Während die Feierlichkeiten je nach Konfession und Kultur variieren, teilen die meisten nigerianischen Christ*innen während der Weihnachtszeit eine Reihe von Traditionen. Im überwiegend christlichen Süden sind die Feierlichkeiten weit verbreitet und ausdrucksstark, im überwiegend muslimischen Norden sind öffentliche Bekundungen im Allgemeinen zurückhaltender. Die Saison beginnt bereits Wochen zuvor mit Adventsgottesdiensten, insbesondere in katholischen und anglikanischen Kirchen. Häuser und Kirchen werden gereinigt und mit Blumen, Lichtern, Bäumen und Krippen geschmückt, während Chöre Weihnachtslieder und Theateraufführungen einstudieren.

Singen gehört fest zum Weihnachtsgottesdienst dazu. © Foto: privat | Singen gehört fest zum Weihnachtsgottesdienst dazu.

Weihnachtsgottesdienste in Kirchen, Schulen und Organisationen umfassen Lesungen aus der Heiligen Schrift, Musik, Theater und Tanz, wobei christliche Hymnen mit afrikanischen Musikstilen kombiniert werden. Am 24. Dezember besuchen viele Christ*innen Mitternachtsmetten, um den Weihnachtstag zu begrüßen. Diese Gottesdienste beinhalten Lobpreis, Anbetung, Gebete und Predigten, die sich mit der Geburt Jesu Christi befassen, und finden in einigen Kirchen in Form von liturgischen Nachtwachen statt, die von Zeugnissen und ausgedehnten Lobpreisungen geprägt sind.
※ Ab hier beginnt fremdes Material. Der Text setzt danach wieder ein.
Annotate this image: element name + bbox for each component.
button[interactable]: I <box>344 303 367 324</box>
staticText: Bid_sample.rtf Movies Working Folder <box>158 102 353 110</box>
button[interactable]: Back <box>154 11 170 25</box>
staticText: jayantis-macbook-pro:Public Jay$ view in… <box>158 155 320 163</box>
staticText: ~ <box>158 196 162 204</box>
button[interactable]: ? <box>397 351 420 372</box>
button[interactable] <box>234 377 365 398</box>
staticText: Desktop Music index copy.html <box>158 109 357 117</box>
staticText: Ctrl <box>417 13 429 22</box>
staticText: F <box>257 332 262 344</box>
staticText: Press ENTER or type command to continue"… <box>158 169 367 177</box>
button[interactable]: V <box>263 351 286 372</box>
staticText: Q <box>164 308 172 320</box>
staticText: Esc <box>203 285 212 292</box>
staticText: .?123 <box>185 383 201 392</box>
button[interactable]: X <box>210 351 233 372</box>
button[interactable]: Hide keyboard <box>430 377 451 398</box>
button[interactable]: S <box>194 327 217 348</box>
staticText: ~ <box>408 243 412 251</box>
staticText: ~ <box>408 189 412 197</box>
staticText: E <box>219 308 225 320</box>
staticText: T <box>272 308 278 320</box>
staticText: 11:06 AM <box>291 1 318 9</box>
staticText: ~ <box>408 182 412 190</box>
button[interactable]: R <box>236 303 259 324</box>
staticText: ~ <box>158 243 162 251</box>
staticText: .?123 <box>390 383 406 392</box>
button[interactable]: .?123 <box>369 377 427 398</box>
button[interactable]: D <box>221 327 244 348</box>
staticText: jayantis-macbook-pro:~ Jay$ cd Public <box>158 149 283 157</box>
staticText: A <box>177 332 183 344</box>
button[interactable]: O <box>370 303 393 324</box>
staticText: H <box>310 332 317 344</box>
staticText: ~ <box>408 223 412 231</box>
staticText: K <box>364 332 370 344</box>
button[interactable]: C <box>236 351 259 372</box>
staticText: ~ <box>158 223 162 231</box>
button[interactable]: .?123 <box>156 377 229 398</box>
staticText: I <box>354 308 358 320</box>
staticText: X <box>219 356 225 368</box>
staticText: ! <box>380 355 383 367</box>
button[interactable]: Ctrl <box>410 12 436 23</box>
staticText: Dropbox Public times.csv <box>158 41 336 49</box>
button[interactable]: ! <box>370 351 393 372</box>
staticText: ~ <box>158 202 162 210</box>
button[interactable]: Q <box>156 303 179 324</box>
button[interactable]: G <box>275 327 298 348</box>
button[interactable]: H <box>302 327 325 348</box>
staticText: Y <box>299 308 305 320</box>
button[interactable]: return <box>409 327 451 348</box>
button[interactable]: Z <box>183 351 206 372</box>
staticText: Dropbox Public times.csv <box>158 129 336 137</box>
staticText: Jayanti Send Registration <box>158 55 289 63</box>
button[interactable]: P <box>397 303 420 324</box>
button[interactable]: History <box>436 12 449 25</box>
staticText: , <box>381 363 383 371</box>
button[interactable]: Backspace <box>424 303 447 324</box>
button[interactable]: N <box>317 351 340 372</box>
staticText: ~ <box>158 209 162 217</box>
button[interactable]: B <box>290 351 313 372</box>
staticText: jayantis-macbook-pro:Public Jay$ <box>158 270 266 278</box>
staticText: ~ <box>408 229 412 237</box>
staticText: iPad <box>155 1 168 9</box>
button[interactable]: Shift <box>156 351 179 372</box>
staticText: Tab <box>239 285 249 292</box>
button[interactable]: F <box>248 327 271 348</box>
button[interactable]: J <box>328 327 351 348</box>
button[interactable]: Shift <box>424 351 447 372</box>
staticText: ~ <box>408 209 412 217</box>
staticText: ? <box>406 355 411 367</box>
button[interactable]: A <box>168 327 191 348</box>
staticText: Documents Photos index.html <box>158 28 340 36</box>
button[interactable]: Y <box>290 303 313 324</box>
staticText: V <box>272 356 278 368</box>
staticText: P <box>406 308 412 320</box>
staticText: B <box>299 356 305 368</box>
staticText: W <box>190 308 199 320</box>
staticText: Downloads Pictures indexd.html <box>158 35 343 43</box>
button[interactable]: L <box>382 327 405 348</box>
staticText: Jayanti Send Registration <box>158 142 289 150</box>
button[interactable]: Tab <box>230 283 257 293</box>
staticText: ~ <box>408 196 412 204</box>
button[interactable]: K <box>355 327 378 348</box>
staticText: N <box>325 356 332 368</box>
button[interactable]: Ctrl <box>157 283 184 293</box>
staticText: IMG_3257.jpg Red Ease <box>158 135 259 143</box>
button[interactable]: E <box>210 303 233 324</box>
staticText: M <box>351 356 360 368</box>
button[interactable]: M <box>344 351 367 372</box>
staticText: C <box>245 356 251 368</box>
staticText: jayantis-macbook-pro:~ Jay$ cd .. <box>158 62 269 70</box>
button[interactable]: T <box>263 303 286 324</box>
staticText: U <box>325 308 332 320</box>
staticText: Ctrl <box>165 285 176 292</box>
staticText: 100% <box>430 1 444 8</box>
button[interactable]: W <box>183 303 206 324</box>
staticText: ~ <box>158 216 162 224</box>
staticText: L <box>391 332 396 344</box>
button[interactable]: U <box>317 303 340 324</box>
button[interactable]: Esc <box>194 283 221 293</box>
Der 25. Dezember ist der Höhepunkt der Weihnachtszeit. Die Familien kleiden sich in ihre besten Gewänder für besondere Weihnachtsgottesdienste, die von fröhlichem Gesang, Tanz und Danksagung geprägt sind. Die Gaben für die Kollekte sind oft großzügiger, da die Menschen ihre Dankbarkeit für das Leben und den Segen zum Ausdruck bringen. Danach kommen Familien und Freund*innen zusammen, um gemeinsam zu essen und zu feiern. Es ist üblich, dass Haushalte ihren Nachbar*innen, auch denen anderer Glaubensrichtungen, Essen schicken, was den Geist der Großzügigkeit widerspiegelt, der diese Zeit prägt.

Das Interview führte Tanja Stünckel.


Zur Person

Safiya Byo ist Theologin und Leiterin des Gästehaus der EYN (Kirche der Geschwister in Nigeria/Ekklesiyar Yan’uwa a Nigeria) in Jos und eine leidenschaftliche Schriftstellerin und Verfechterin von Glauben, Geschlechtergerechtigkeit, sozialer Gerechtigkeit und Gemeindeentwicklung in Nigeria. Sie glaubt an die Kraft des Wortes, Hoffnung zu wecken, Veränderungen anzuregen und die Bindungen zu stärken, die Gemeinschaften zusammenhalten.